Die Stärke des Sammelbandes wird man darin sehen dürfen, dass die Einzelstudien methodisch, quellenmäßig und thematisch verschieden angelegte Aspekte beleuchten und durchweg transregionale oder transkulturelle Fragestellungen haben. Allerdings machen die Beiträge nicht deutlich, ob es sich bei den im Buchtitel genannten östlichen Gebieten der Adelsrepublik um eine eigene historische Großregion, oder, wie die Herausgeber eingangs postulieren, eine „Kommunikationsregion“ handelt; vielmehr legen einige der vorgetragenen Beobachtungen nahe, dass Austausch- und Einflussvorgänge mit Polen wie mit dem orthodox-ostslavischen Kernraum wesentlich waren und bei der Konturierung des Kommunikationsraums mitgedacht werden müssen. Die Benutzbarkeit des Bandes hätte durch ein Personen- und Ortsnamensregister oder zumindest eine Ortsnamenskonkordanz gewonnen.

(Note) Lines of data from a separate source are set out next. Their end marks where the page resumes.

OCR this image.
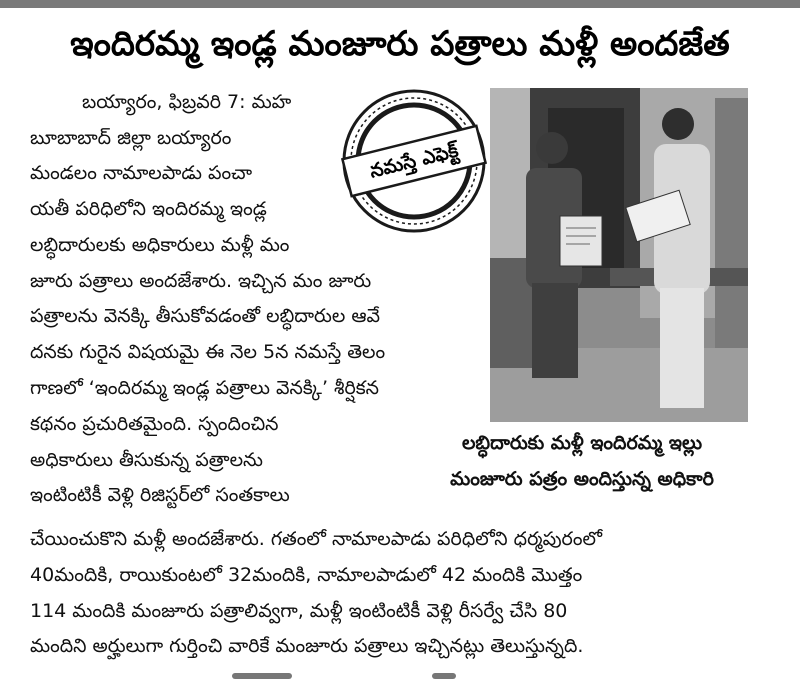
ఇందిరమ్మ ఇండ్ల మంజూరు పత్రాలు మళ్లీ అందజేత
బయ్యారం, ఫిబ్రవరి 7: మహ
బూబాబాద్ జిల్లా బయ్యారం
మండలం నామాలపాడు పంచా
యతీ పరిధిలోని ఇందిరమ్మ ఇండ్ల
లబ్ధిదారులకు అధికారులు మళ్లీ మం
జూరు పత్రాలు అందజేశారు. ఇచ్చిన మం జూరు
పత్రాలను వెనక్కి తీసుకోవడంతో లబ్ధిదారుల ఆవే
దనకు గురైన విషయమై ఈ నెల 5న నమస్తే తెలం
గాణలో ‘ఇందిరమ్మ ఇండ్ల పత్రాలు వెనక్కి’ శీర్షికన
కథనం ప్రచురితమైంది. స్పందించిన
అధికారులు తీసుకున్న పత్రాలను
ఇంటింటికీ వెళ్లి రిజిస్టర్‌లో సంతకాలు
చేయించుకొని మళ్లీ అందజేశారు. గతంలో నామాలపాడు పరిధిలోని ధర్మపురంలో
40మందికి, రాయికుంటలో 32మందికి, నామాలపాడులో 42 మందికి మొత్తం
114 మందికి మంజూరు పత్రాలివ్వగా, మళ్లీ ఇంటింటికీ వెళ్లి రీసర్వే చేసి 80
మందిని అర్హులుగా గుర్తించి వారికే మంజూరు పత్రాలు ఇచ్చినట్లు తెలుస్తున్నది.
నమస్తే ఎఫెక్ట్
లబ్ధిదారుకు మళ్లీ ఇందిరమ్మ ఇల్లు
మంజూరు పత్రం అందిస్తున్న అధికారి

Norbert Kersken, Marburg/Lahn

Zitierweise: Norbert Kersken über: Stefan Rohdewald, David Frick, Stefan Wiederkehr (Hrsg.) Litauen und Ruthenien. Studien zu einer transkulturellen Kommunikationsregion (15.–18. Jahrhundert) – Lithuania and Ruthenia. Studies of a Transcultural Communication Zone (15th–18th Centuries). Harrassowitz Verlag Wiesbaden 2007. = Forschungen zur osteuropäischen Geschichte, 71. ISBN: 978-3-447-05605-2, in: Jahrbücher für Geschichte Osteuropas. Neue Folge, 58 (2010) H. 4, S. 603–605: http://www.dokumente.ios-regensburg.de/JGO/Rez/Kersken_Rohdewald_Litauen_und_Ruthenien.html (Datum des Seitenbesuchs)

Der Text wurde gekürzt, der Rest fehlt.